8. The method for identifying and self-diagnosing monitoring signals of the entire jet grouting pile based on resistivity testing according to claim 7, characterized in that, The fifth stage of pile depth detection inversion logic and defect classification identification includes: During the monitoring process, a relay is used to switch the time-division multiplexing to return the circuit to the deep detection state, and the current flows to the ground loop electrode to obtain the deep detection resistance after being focused and squeezed. If the shallow detection resistance is greater than or equal to the deep detection resistance, it is determined that the shielding focusing function is lost, indicating that the probe may be in a severely tilted wall-attached state or that the shielding drive branch is faulty. If the shallow detection resistor and the deep detection resistor rise back to the background reference synchronously, the effective pile formation is determined to have failed, and the pressure parameters of the high-pressure jet pump are checked. If the shallow detection resistance maintains the low resistance characteristic of the grout while the deep detection resistance shows a step-like sudden increase, it is determined to be a local necking of the pile body; If the shallow detection resistor and the deep detection resistor exhibit a monotonically synchronous upward drift over time and are independent of spatial depth, it is determined that the detection electrode is continuously scaling, and the probe should be flushed.

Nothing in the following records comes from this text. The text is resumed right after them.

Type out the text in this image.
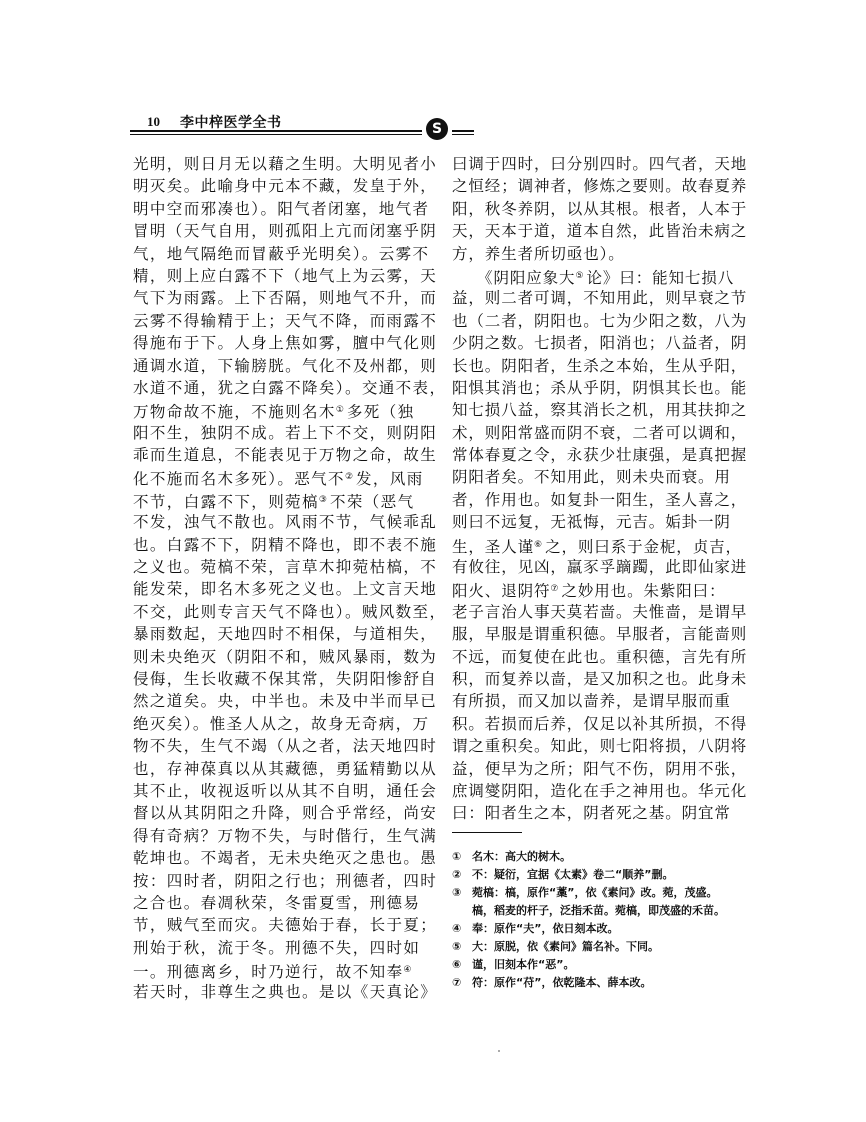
10 李中梓医学全书	S
光明，则日月无以藉之生明。大明见者小
明灭矣。此喻身中元本不藏，发皇于外，
明中空而邪凑也）。阳气者闭塞，地气者
冒明（天气自用，则孤阳上亢而闭塞乎阴
气，地气隔绝而冒蔽乎光明矣）。云雾不
精，则上应白露不下（地气上为云雾，天
气下为雨露。上下否隔，则地气不升，而
云雾不得输精于上；天气不降，而雨露不
得施布于下。人身上焦如雾，膻中气化则
通调水道，下输膀胱。气化不及州都，则
水道不通，犹之白露不降矣）。交通不表，
万物命故不施，不施则名木① 多死（独
阳不生，独阴不成。若上下不交，则阴阳
乖而生道息，不能表见于万物之命，故生
化不施而名木多死）。恶气不② 发，风雨
不节，白露不下，则菀槁③ 不荣（恶气
不发，浊气不散也。风雨不节，气候乖乱
也。白露不下，阴精不降也，即不表不施
之义也。菀槁不荣，言草木抑菀枯槁，不
能发荣，即名木多死之义也。上文言天地
不交，此则专言天气不降也）。贼风数至，
暴雨数起，天地四时不相保，与道相失，
则未央绝灭（阴阳不和，贼风暴雨，数为
侵侮，生长收藏不保其常，失阴阳惨舒自
然之道矣。央，中半也。未及中半而早已
绝灭矣）。惟圣人从之，故身无奇病，万
物不失，生气不竭（从之者，法天地四时
也，存神葆真以从其藏德，勇猛精勤以从
其不止，收视返听以从其不自明，通任会
督以从其阴阳之升降，则合乎常经，尚安
得有奇病？万物不失，与时偕行，生气满
乾坤也。不竭者，无未央绝灭之患也。愚
按：四时者，阴阳之行也；刑德者，四时
之合也。春凋秋荣，冬雷夏雪，刑德易
节，贼气至而灾。夫德始于春，长于夏；
刑始于秋，流于冬。刑德不失，四时如
一。刑德离乡，时乃逆行，故不知奉④
若天时，非尊生之典也。是以《天真论》
曰调于四时，曰分别四时。四气者，天地
之恒经；调神者，修炼之要则。故春夏养
阳，秋冬养阴，以从其根。根者，人本于
天，天本于道，道本自然，此皆治未病之
方，养生者所切亟也）。
　　《阴阳应象大⑤ 论》曰：能知七损八
益，则二者可调，不知用此，则早衰之节
也（二者，阴阳也。七为少阳之数，八为
少阴之数。七损者，阳消也；八益者，阴
长也。阴阳者，生杀之本始，生从乎阳，
阳惧其消也；杀从乎阴，阴惧其长也。能
知七损八益，察其消长之机，用其扶抑之
术，则阳常盛而阴不衰，二者可以调和，
常体春夏之令，永获少壮康强，是真把握
阴阳者矣。不知用此，则未央而衰。用
者，作用也。如复卦一阳生，圣人喜之，
则曰不远复，无祗悔，元吉。姤卦一阴
生，圣人谨⑥ 之，则曰系于金柅，贞吉，
有攸往，见凶，羸豕孚蹢躅，此即仙家进
阳火、退阴符⑦ 之妙用也。朱紫阳曰：
老子言治人事天莫若啬。夫惟啬，是谓早
服，早服是谓重积德。早服者，言能啬则
不远，而复使在此也。重积德，言先有所
积，而复养以啬，是又加积之也。此身未
有所损，而又加以啬养，是谓早服而重
积。若损而后养，仅足以补其所损，不得
谓之重积矣。知此，则七阳将损，八阴将
益，便早为之所；阳气不伤，阴用不张，
庶调燮阴阳，造化在手之神用也。华元化
曰：阳者生之本，阴者死之基。阴宜常
① 名木：高大的树木。
② 不：疑衍，宜据《太素》卷二“顺养”删。
③ 菀槁：槁，原作“藁”，依《素问》改。菀，茂盛。槁，稻麦的杆子，泛指禾苗。菀槁，即茂盛的禾苗。
④ 奉：原作“夫”，依日刻本改。
⑤ 大：原脱，依《素问》篇名补。下同。
⑥ 谨，旧刻本作“恶”。
⑦ 符：原作“苻”，依乾隆本、薛本改。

If the deep detection resistor is stably within the physical envelope range set by the shallow detection resistor and the background benchmark, and satisfies the closed-loop conservation of the total output current and the ground loop return current, then the deep detection resistor is determined to be effective. Combined with the true value of the feature locked at this depth and the background benchmark, the full pile length monitoring report and quality evaluation conclusion are obtained.